May 7, 2017: The other day, when Susan and I were discussing threatened suicide, and I said it's just something we all did to a greater or lesser degree, Susan said "He's a Babel, and we Babels just hate ourselves." It suddenly struck me, not as a surprising truth of course, but because it must be more than 20 years since I've heard her refer to herself as a Babel. It got me thinking about us and our perception of ourselves as People with a Special Destiny.

It reminded me, or made clear to me, that we always have considered ourselves as not like other people. Even our ambitions were unusual: if Mike was to be a writer, he had to be a writer unlike all others; Kenny an actor not on the beaten path; even Susan wants the bourgeois lifestyle with a depth and a difference.

It is our Outsider status. We simply cannot pledge wholeheartedly to some stereotype, and when we have followed that stereotypical way it leads us into difficulties. It has something to do with our quixotic Honor, and our Honesty. It is our inability to agree with that awful author of quotes, Unknown (and rightfully unknown, for no great person would say it), who seems content with their bastard or bitch persona, and if you can't take it, well, that's your problem. We always stand in judgement of ourselves, and we always consider accusations no matter where they come from.

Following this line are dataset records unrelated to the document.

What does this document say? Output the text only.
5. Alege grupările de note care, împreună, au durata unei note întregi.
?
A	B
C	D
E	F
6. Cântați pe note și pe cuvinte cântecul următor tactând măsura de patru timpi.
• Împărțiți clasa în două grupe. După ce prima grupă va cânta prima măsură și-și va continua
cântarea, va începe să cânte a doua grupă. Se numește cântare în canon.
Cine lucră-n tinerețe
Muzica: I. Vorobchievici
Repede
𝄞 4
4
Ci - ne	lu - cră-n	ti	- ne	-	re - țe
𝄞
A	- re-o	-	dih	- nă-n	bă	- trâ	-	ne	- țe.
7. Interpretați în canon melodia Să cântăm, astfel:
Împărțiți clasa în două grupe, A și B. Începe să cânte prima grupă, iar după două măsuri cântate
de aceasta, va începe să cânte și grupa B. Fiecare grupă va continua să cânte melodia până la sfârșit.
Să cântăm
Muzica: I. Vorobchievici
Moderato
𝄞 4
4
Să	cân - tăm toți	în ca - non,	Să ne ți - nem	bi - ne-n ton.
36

Much of this is inherited through judgmental forms of religion with no real acts of absolution, only acknowledgement of failure and (hoped for, but never confirmed) forgiveness. This always assumed a here-and-now resolution: if you were right, you were rewarded, but if bad things happen, you must be wrong and thus undeserving. It's that awful prosperity gospel and its assumptions. Paradoxically it quashed the impulse to rise, with its disdain for worldly achievement, for mere economical rewards.

We are unsatisfied with our status, and ludicrously measure ourselves after the most statistically unlikely heroes, people whose triumphs are unique and unprecedented and unparalleled. Our image of perfection casts dust on what we do achieve, and can sabotage us as we try to soar, or even as we try to merely flap from tree to tree.

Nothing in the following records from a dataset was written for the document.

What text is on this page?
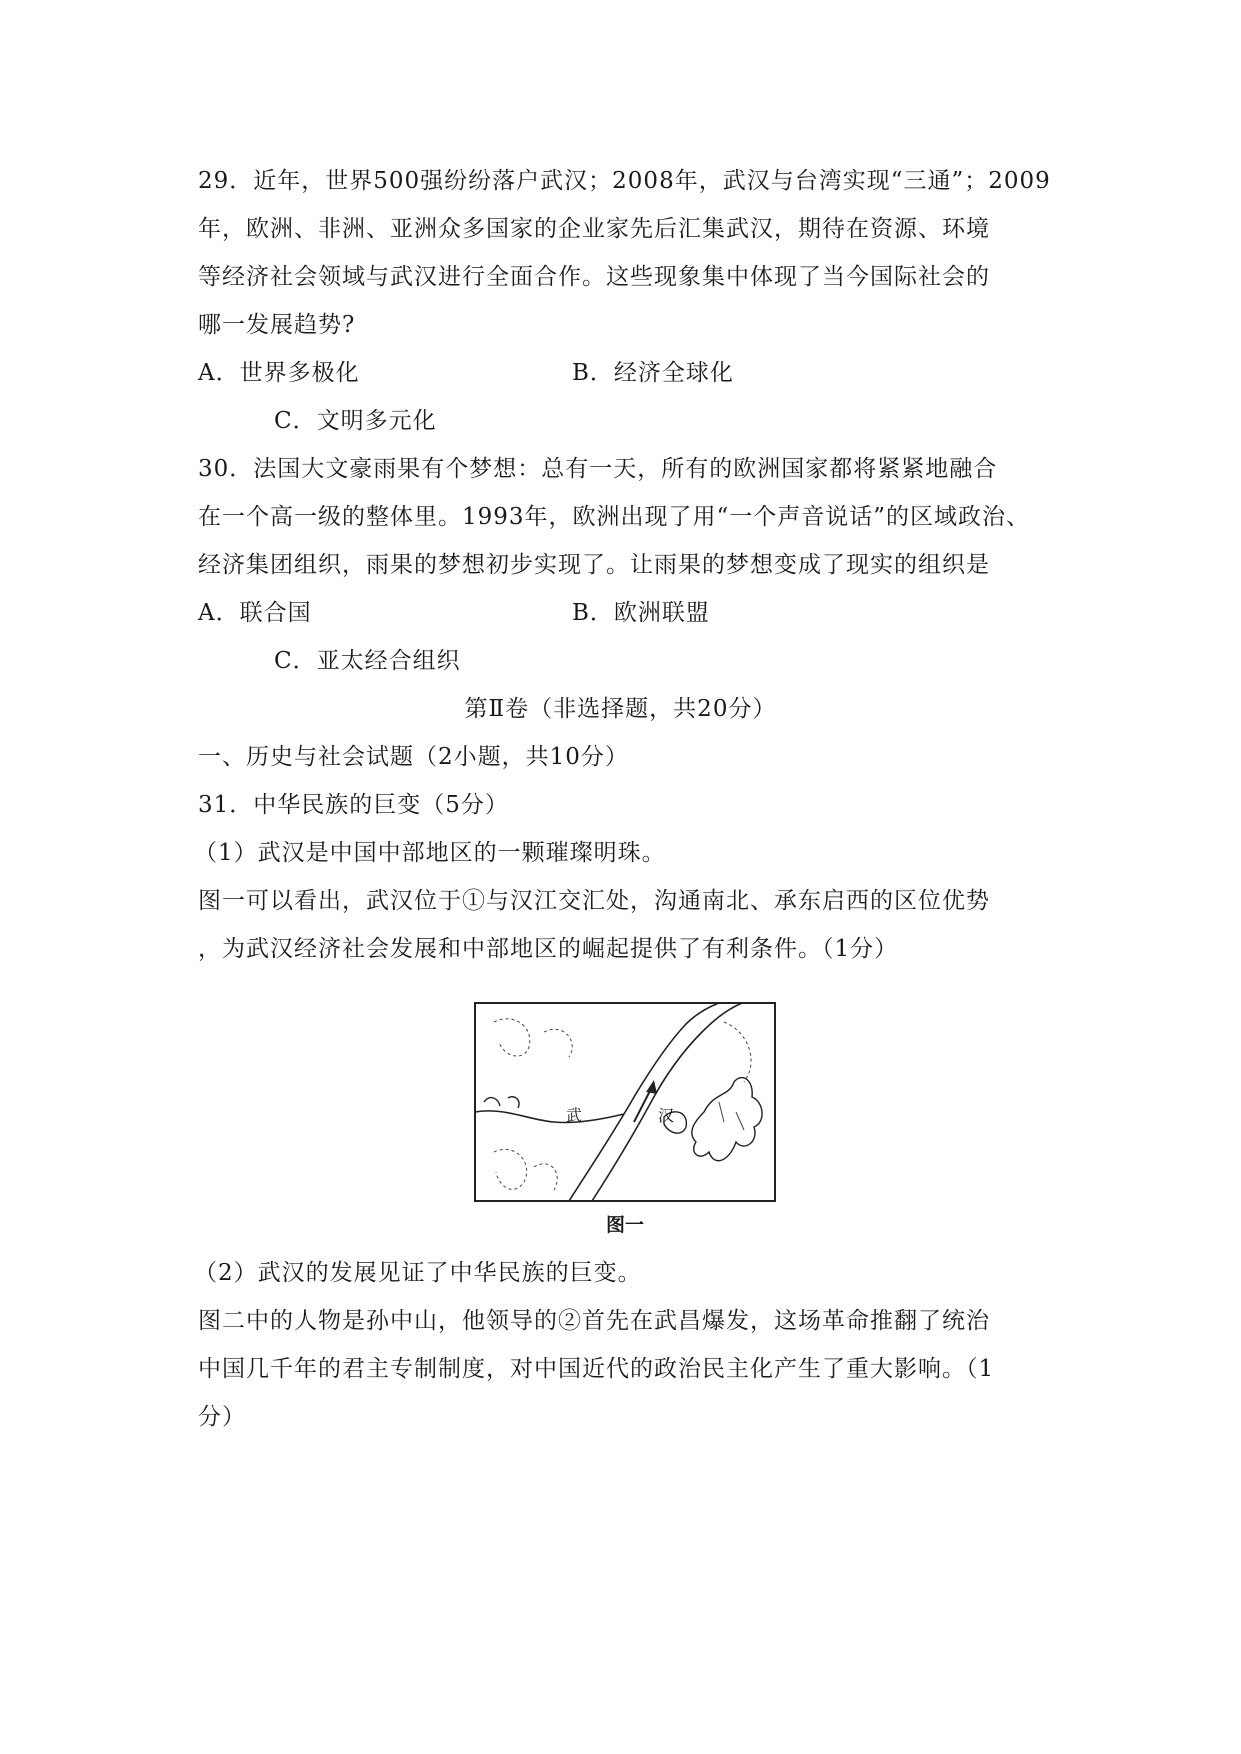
29．近年，世界500强纷纷落户武汉；2008年，武汉与台湾实现“三通”；2009
年，欧洲、非洲、亚洲众多国家的企业家先后汇集武汉，期待在资源、环境
等经济社会领域与武汉进行全面合作。这些现象集中体现了当今国际社会的
哪一发展趋势?
A．世界多极化	B．经济全球化
C．文明多元化
30．法国大文豪雨果有个梦想：总有一天，所有的欧洲国家都将紧紧地融合
在一个高一级的整体里。1993年，欧洲出现了用“一个声音说话”的区域政治、
经济集团组织，雨果的梦想初步实现了。让雨果的梦想变成了现实的组织是
A．联合国	B．欧洲联盟
C．亚太经合组织
第Ⅱ卷（非选择题，共20分）
一、历史与社会试题（2小题，共10分）
31．中华民族的巨变（5分）
（1）武汉是中国中部地区的一颗璀璨明珠。
图一可以看出，武汉位于①与汉江交汇处，沟通南北、承东启西的区位优势
，为武汉经济社会发展和中部地区的崛起提供了有利条件。（1分）
武	汉
图一
（2）武汉的发展见证了中华民族的巨变。
图二中的人物是孙中山，他领导的②首先在武昌爆发，这场革命推翻了统治
中国几千年的君主专制制度，对中国近代的政治民主化产生了重大影响。（1
分）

And we caught the Cyrano outlook. The white plume. Standing not high, but alone. We might be deplorables, but we had qualities others do not. We were not bums or trash, but dreamers with standards, though in exile and wanderers. We hope for the best but expect the worst, and always look for the pill wrapped in the lunchmeat of any good experience. Call no man happy, lest the Gods be jealous.

It gives us a kind of stubborn pride that may well sabotage our chances of success in life. We refuse to bend when we think we are in the right, refuse to eat shit now to continue to have pie later, we stand on our dignity when a little compromise might smooth the way, and we will not toe that party line. It makes people who are more supple with their principles uncomfortable and our bosses uneasy about our presence.

Of course, our humility reminds us that that we're probably not unique, that everyone considers themselves special, that everyone is the hero of their own story. When we do fail (and we do fail big), we condemn ourselves but also excuse ourselves that we at least shot for the stars. The sneaking feeling prevails and whispers that, Somehow, we do have a special destiny and are held to a higher standard, perhaps only as a step to something amazing, but even then we consider we will be a vital link whose necessity will one day be recognized and maybe even celebrated.

[I might add, at this late date, that we'd almost prefer physical suicide to existential suicide, that is, actions that would kill what we perceive ourselves to be, if we are convinced we are in the right.]